Planning of Off-Grid Renewable Power to Ammonia Systems with Heterogeneous Flexibility: A Multistakeholder Equilibrium Perspective
Yangjun Zeng, Yiwei Qiu, Jie Zhu, Shi Chen, Tianlei Zang, Buxiang Zhou, Ge He, Xu Ji
TL;DR
This paper develops a multistakeholder sizing equilibrium (MSSE) framework for off-grid renewable power to ammonia (ReP2A) systems involving three stakeholders: renewable generation (RG), hydrogen production (HP), and ammonia synthesis (AS). It formulates a noncooperative game capturing competitive economic interests and a KKT-based equivalent reformulated as a convex SOCP, solved efficiently with a temporal multicut generalized Benders decomposition (GBD) to handle long-horizon planning. Case studies on a North China project show that under free competition the stakeholders’ interests are not balanced, with the HP often gaining the most while AS bears the highest costs; this motivates mechanisms such as revenue transfers, profit re-arrangement, or pricing contracts to unlock feasible, mutually beneficial deployments. The findings underscore the need for policy and institutional arrangements to enable coordinated investment in ReP2A projects and point to future work on uncertainty, long-term planning, and carbon-market integration.
Abstract
Off-grid renewable power to ammonia (ReP2A) systems present a promising pathway toward carbon neutrality in both the energy and chemical industries. However, due to chemical safety requirements, the limited flexibility of ammonia synthesis poses a challenge when attempting to align with the variable hydrogen flow produced from renewable power. This necessitates the optimal sizing of equipment capacity for effective and coordinated production across the system.

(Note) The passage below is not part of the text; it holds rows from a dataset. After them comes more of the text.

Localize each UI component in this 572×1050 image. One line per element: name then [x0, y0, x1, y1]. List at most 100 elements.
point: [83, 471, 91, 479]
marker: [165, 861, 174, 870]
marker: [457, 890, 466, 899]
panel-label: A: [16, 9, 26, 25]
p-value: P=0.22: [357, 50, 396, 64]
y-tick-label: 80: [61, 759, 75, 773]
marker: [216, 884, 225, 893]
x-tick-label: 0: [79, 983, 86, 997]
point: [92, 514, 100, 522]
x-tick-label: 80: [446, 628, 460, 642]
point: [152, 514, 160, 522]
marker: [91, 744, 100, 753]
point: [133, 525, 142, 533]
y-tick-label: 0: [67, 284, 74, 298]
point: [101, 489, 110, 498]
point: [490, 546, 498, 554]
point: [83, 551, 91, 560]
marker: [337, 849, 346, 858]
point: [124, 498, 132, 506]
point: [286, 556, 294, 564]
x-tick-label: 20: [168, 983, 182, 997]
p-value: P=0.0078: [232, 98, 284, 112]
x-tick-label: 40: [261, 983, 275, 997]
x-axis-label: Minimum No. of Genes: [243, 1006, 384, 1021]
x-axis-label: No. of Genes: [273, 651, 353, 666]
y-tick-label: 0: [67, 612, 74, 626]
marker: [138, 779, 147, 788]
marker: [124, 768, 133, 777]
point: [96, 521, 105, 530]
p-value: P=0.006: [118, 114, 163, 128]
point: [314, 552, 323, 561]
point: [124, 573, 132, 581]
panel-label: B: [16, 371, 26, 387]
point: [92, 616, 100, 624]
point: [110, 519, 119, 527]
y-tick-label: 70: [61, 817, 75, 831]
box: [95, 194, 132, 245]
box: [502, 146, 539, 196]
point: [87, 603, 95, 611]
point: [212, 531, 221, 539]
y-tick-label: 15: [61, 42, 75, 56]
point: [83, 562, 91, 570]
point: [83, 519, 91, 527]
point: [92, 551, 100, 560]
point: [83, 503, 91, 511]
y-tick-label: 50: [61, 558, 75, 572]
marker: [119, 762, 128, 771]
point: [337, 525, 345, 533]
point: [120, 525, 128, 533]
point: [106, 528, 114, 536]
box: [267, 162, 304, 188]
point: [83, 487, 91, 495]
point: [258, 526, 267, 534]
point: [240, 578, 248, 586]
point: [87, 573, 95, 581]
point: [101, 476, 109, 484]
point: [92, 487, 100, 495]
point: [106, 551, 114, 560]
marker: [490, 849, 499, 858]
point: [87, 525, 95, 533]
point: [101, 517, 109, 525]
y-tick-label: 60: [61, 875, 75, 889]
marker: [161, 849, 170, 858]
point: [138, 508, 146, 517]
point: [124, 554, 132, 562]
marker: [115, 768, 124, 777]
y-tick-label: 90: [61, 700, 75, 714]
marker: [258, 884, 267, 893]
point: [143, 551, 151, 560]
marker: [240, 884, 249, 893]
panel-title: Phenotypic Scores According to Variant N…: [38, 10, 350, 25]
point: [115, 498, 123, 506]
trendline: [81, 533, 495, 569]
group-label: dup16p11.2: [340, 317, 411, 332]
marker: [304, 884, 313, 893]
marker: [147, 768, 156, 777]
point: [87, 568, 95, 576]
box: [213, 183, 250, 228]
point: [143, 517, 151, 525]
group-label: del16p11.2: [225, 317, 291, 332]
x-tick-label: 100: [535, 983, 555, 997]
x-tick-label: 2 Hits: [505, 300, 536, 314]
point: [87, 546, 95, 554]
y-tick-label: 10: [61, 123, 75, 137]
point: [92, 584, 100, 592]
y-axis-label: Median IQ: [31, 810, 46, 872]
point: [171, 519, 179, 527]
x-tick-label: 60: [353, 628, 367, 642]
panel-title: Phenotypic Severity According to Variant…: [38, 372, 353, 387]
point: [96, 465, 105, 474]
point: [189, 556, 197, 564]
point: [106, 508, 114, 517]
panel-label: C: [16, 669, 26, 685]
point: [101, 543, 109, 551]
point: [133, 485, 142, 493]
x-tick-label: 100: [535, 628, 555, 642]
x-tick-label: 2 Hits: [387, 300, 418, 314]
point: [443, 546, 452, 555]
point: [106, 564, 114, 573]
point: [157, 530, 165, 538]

Additionally, an ReP2A system may involve multiple stakeholders with varying degrees of operational flexibility, complicating the planning problem. This paper first examines the multistakeholder sizing equilibrium (MSSE) of the ReP2A system. First, we propose an MSSE model that accounts for individual planning decisions and the competing economic interests of the stakeholders of power generation, hydrogen production, and ammonia synthesis. We then construct an equivalent optimization problem based on Karush-Kuhn-Tucker (KKT) conditions to determine the equilibrium. Following this, we decompose the problem in the temporal dimension and solve it via multicut generalized Benders decomposition (GBD) to address long-term balancing issues. Case studies based on a realistic project reveal that the equilibrium does not naturally balance the interests of all stakeholders due to their heterogeneous characteristics. Our findings suggest that benefit transfer or re-arrangement ensure mutual benefits and the successful implementation of ReP2A projects.